Investor confidence was shaken after Binance founder Changpeng Zhao tweeted over the weekend that the company would sell its holdings of FTT. Binance is the largest crypto exchange in the world by trading volume and was an early backer of FTX. On Tuesday morning, FTX halted withdrawals from its platform, after frightened investors attempted to withdraw their funds en masse.
Zhao said in his tweet that Binance has approximately $2.1 billion combined in FTT and BUSD, the fiat-backed stablecoin issued by Binance and Paxos.
“Due to recent revelations that have come to light, we have decided to liquidate any remaining TTFs on our books,” Zhao said.
This referred to rumors about the solvency of FTX, the world’s third-largest crypto exchange by trading volume. A CoinDesk report last week on the state of Alameda’s finances showed that much of its balance sheet is concentrated in FTT, and some of its various businesses are operated using FTT as collateral. Alameda disputed this claim, saying that FTT only represents a portion of its total balance sheet.
“Hedge fund Alameda is tied to FTX via a ton of FTT tokens and rumors have started that if they use all of those FTT tokens as collateral…there are two issues,” said Jeff Dorman, Chief Investment Officer at Arca. “If FTT’s price drops significantly, then Alameda could face margin calls and all kinds of pressure; two, if FTX is Alameda’s lender, everyone will be in trouble.”
“What could have been an isolated problem at Alameda has become a bank run,” he added. “Everyone has started pulling their assets out of FTX and there’s this fear that FTX will be insolvent.”
A “black eye for trust”
Ryder said industry watchers were “generally” confident that FTX and its customers would “be fine,” but the panic was understandable. Before late Tuesday morning, the SBF had said little on the subject to calm shaken investors.
“The problem is the opaque nature and lack of transparency about FTX reserves, Alameda reserves, the ties between the two – no one really knows how closely the two are related,” he said. “From that side of things, it reflects a lot of Celsius’ issues in that we don’t have any fund transparency, and FTX hasn’t come out and reassured investors, so that’s what we now see fleeing in the markets.”

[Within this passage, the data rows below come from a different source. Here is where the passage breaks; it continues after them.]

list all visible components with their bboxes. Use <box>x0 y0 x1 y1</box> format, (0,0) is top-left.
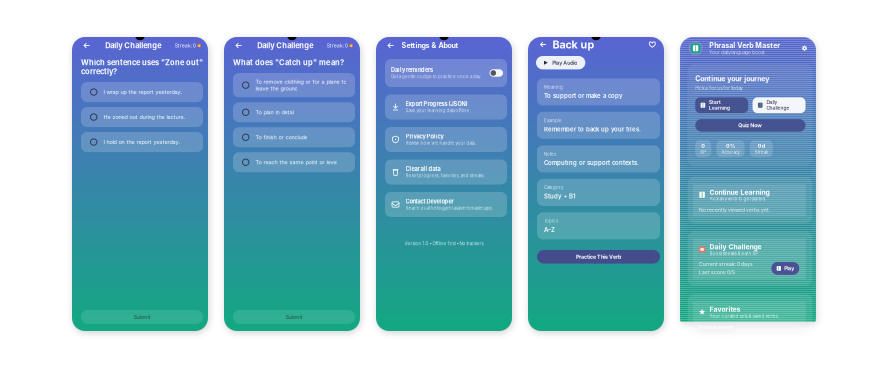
staticText: Computing or support contexts. <box>544 159 639 166</box>
staticText: Phrasal Verb Master <box>709 41 780 50</box>
staticText: Submit <box>286 314 302 320</box>
staticText: Privacy Policy <box>406 133 444 140</box>
staticText: To remove clothing or for a plane to lea… <box>255 78 346 92</box>
staticText: He zoned out during the lecture. <box>103 114 185 120</box>
button[interactable]: Back <box>82 41 92 50</box>
staticText: Streak: 0 <box>175 42 196 49</box>
staticText: Clear all data <box>406 166 440 172</box>
button[interactable]: Play <box>771 262 799 275</box>
staticText: Study • B1 <box>544 193 576 200</box>
button[interactable]: Settings <box>800 44 809 53</box>
button[interactable]: I hold on the report yesterday. <box>81 132 203 152</box>
staticText: 0% <box>726 143 735 149</box>
staticText: What does "Catch up" mean? <box>233 58 344 67</box>
staticText: Example <box>544 118 562 123</box>
staticText: Meaning <box>544 84 563 90</box>
staticText: Your daily language boost <box>709 50 764 55</box>
button[interactable]: Play Audio <box>536 56 585 69</box>
button[interactable]: Daily reminders toggle <box>490 69 503 77</box>
staticText: Pick any verb to get started. <box>710 196 766 202</box>
staticText: Your curated sets & saved verbs. <box>710 314 778 319</box>
staticText: Daily reminders <box>391 67 433 74</box>
button[interactable]: Privacy Policy <box>385 127 507 152</box>
staticText: Quiz Now <box>738 122 762 129</box>
staticText: Streak <box>755 150 768 155</box>
button[interactable]: I wrap up the report yesterday. <box>81 82 203 102</box>
staticText: To reach the same point or level <box>255 159 337 166</box>
staticText: 0 verbs saved <box>699 324 733 330</box>
staticText: Save your learning data offline. <box>406 108 470 113</box>
button[interactable]: Submit <box>81 310 203 324</box>
staticText: Submit <box>134 314 150 320</box>
button[interactable]: To remove clothing or for a plane to lea… <box>233 73 355 97</box>
staticText: Daily Challenge <box>105 41 161 50</box>
button[interactable]: Practice This Verb <box>537 250 660 264</box>
button[interactable]: Start Learning <box>695 97 748 113</box>
button[interactable]: To reach the same point or level <box>233 152 355 172</box>
staticText: Notes <box>544 151 556 157</box>
button[interactable]: Submit <box>233 310 355 324</box>
staticText: Export Progress (JSON) <box>406 101 468 108</box>
staticText: Daily Challenge <box>257 41 313 50</box>
staticText: Continue your journey <box>695 74 769 83</box>
staticText: Topics <box>544 218 558 224</box>
staticText: To support or make a copy <box>544 92 623 100</box>
button[interactable]: Clear all data <box>385 160 507 184</box>
button[interactable]: Export Progress (JSON) <box>385 94 507 120</box>
button[interactable]: Daily Challenge <box>752 97 805 113</box>
button[interactable]: Back <box>539 40 547 49</box>
staticText: Current streak: 0 days <box>699 261 753 267</box>
staticText: Version 1.0 • Offline first • No tracker… <box>404 241 484 246</box>
staticText: Settings & About <box>402 41 459 50</box>
staticText: I wrap up the report yesterday. <box>103 89 182 95</box>
staticText: Streak: 0 <box>327 42 348 49</box>
staticText: Which sentence uses "Zone out" correctly… <box>81 58 203 76</box>
button[interactable]: To finish or conclude <box>233 127 355 147</box>
staticText: Reach us at hello@phrasalverbmaster.app <box>406 206 492 211</box>
staticText: Play Audio <box>552 60 577 66</box>
staticText: Boost streaks & earn XP <box>710 251 758 256</box>
staticText: Accuracy <box>722 150 740 155</box>
button[interactable]: Back <box>386 41 396 50</box>
staticText: Pick a focus for today <box>695 85 743 91</box>
staticText: A–Z <box>544 226 555 234</box>
staticText: Review how we handle your data. <box>406 140 476 146</box>
staticText: No recently viewed verbs yet. <box>699 207 770 213</box>
staticText: Remember to back up your files. <box>544 126 641 133</box>
staticText: Favorites <box>710 305 740 313</box>
staticText: Daily Challenge <box>766 100 789 111</box>
staticText: To plan in detail <box>255 109 294 116</box>
staticText: I hold on the report yesterday. <box>103 139 180 145</box>
staticText: To finish or conclude <box>255 134 307 141</box>
button[interactable]: To plan in detail <box>233 102 355 122</box>
staticText: Get a gentle nudge to practice once a da… <box>391 74 481 79</box>
button[interactable]: Contact Developer <box>385 192 507 217</box>
staticText: Contact Developer <box>406 198 454 205</box>
staticText: Start Learning <box>709 100 730 111</box>
button[interactable]: Favorite <box>648 40 657 49</box>
staticText: Practice This Verb <box>576 254 621 260</box>
button[interactable]: Back <box>234 41 244 50</box>
button[interactable]: He zoned out during the lecture. <box>81 107 203 127</box>
staticText: Back up <box>552 38 594 51</box>
button[interactable]: Quiz Now <box>695 119 806 132</box>
staticText: Category <box>544 185 563 190</box>
staticText: Reset progress, favorites, and streaks. <box>406 173 484 178</box>
staticText: Daily Challenge <box>710 243 762 251</box>
staticText: Play <box>784 265 794 271</box>
staticText: Continue Learning <box>710 188 770 196</box>
staticText: 0 <box>701 143 705 149</box>
staticText: Last score: 0/5 <box>699 270 735 276</box>
staticText: 0d <box>758 143 765 149</box>
staticText: XP <box>700 150 706 155</box>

It’s a good case for more regulation of centralized entities, Ryder added, saying it’s imperative for all centralized entities – whether it’s hedge funds like Three Arrows Capital or Alameda Research or exchanges. centralized like FTX and Binance that are not publicly traded – to maintain proof of reserves for the sake of investor protection.
Dorman echoed Ryder’s sentiment, saying while this may, at best, be a short-term liquidity issue for the market, it’s “another black eye for confidence.”
“Do they put [the reserves] in a bank account? Are they using them to lend?” Dorman said. “That’s where the lack of transparency comes in: something that probably isn’t a problem and shouldn’t be a problem becomes a liquidity problem at term if FTX cannot immediately process all withdrawals.”